Physicians will be getting coal in their stockings from Uncle Sam come Christmas, 2006. It looks like Medicare reimbursement will be cut by 4.6% for 2007, just in time for those holiday credit card bills.
For several years, these cuts have been mandated to take place on the first of the year as part of Medicare’s legal requirement to maintain expenses under a “sustainable growth rate”, or SGR. Up till now Congressional action has prevented the cuts from taking place, but the budgetary constraints on Medicare growth are likely to force Congress’ hand.

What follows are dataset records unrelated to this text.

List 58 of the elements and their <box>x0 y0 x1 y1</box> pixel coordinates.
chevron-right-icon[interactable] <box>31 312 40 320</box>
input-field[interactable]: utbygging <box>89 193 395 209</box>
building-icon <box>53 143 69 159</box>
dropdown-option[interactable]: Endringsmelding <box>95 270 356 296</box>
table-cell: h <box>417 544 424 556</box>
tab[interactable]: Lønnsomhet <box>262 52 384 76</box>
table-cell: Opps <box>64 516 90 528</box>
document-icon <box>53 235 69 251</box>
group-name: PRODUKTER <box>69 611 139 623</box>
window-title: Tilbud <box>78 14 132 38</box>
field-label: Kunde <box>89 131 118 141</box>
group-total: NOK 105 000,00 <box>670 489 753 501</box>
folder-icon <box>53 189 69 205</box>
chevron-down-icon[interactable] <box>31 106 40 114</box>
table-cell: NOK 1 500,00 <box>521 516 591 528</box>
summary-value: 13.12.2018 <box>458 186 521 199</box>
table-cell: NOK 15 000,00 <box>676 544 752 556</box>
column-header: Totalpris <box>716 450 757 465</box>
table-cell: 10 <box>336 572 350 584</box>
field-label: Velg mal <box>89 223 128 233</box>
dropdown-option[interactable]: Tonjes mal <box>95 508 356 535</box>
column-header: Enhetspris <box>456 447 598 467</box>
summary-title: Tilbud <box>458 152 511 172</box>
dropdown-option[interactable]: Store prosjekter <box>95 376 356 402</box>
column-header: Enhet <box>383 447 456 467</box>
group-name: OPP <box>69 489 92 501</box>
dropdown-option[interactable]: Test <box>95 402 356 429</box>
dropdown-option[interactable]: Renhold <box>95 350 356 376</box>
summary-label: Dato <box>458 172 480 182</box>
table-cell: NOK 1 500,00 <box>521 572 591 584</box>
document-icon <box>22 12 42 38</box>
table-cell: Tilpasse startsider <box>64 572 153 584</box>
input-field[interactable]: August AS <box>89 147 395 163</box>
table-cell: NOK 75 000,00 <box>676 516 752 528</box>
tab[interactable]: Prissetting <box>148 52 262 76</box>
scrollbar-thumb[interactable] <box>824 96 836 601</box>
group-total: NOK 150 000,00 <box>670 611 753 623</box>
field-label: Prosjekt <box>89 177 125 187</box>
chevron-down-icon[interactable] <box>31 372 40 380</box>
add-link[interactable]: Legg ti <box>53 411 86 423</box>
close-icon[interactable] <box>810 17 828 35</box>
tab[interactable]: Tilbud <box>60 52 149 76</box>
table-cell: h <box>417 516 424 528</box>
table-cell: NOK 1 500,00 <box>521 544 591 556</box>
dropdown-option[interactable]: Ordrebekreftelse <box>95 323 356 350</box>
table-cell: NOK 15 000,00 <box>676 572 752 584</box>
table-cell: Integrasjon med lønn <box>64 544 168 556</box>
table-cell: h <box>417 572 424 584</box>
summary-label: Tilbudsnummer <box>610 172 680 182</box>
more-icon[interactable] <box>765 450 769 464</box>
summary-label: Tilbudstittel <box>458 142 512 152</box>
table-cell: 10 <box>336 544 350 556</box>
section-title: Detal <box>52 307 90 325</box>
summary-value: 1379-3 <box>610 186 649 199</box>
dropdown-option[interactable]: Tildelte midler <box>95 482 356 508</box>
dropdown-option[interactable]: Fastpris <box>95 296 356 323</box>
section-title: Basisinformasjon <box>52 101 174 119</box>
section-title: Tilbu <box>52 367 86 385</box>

While that is bad enough, this is by no means the end of the bad news. According to California Healthline, the potential cut “represents the first in a series of reductions that will decrease reimbursements by 34% over the next nine years, during which time physician costs likely will increase by 22%.”
The cuts are a result of calculations by CMS based on 2005 increases in utilization of minor services and increased prices. Not surprisingly, the major driver was utilization.
Price fixes are a blunt instrument, but an effective one, at least for the Feds. While these cuts will reduce Federal expenditures, they will undoubtedly lead to higher costs for private payers, as physicians shift costs to their group health patients.
If this continues for many more years, we will have private payers and their insureds subsidizing more than 50% of the cost of Medicare patients.
Sounds like nationalized health care…
What does this mean for you?
Priivate payers’ costs will increase as physicians seek to recoup lost income.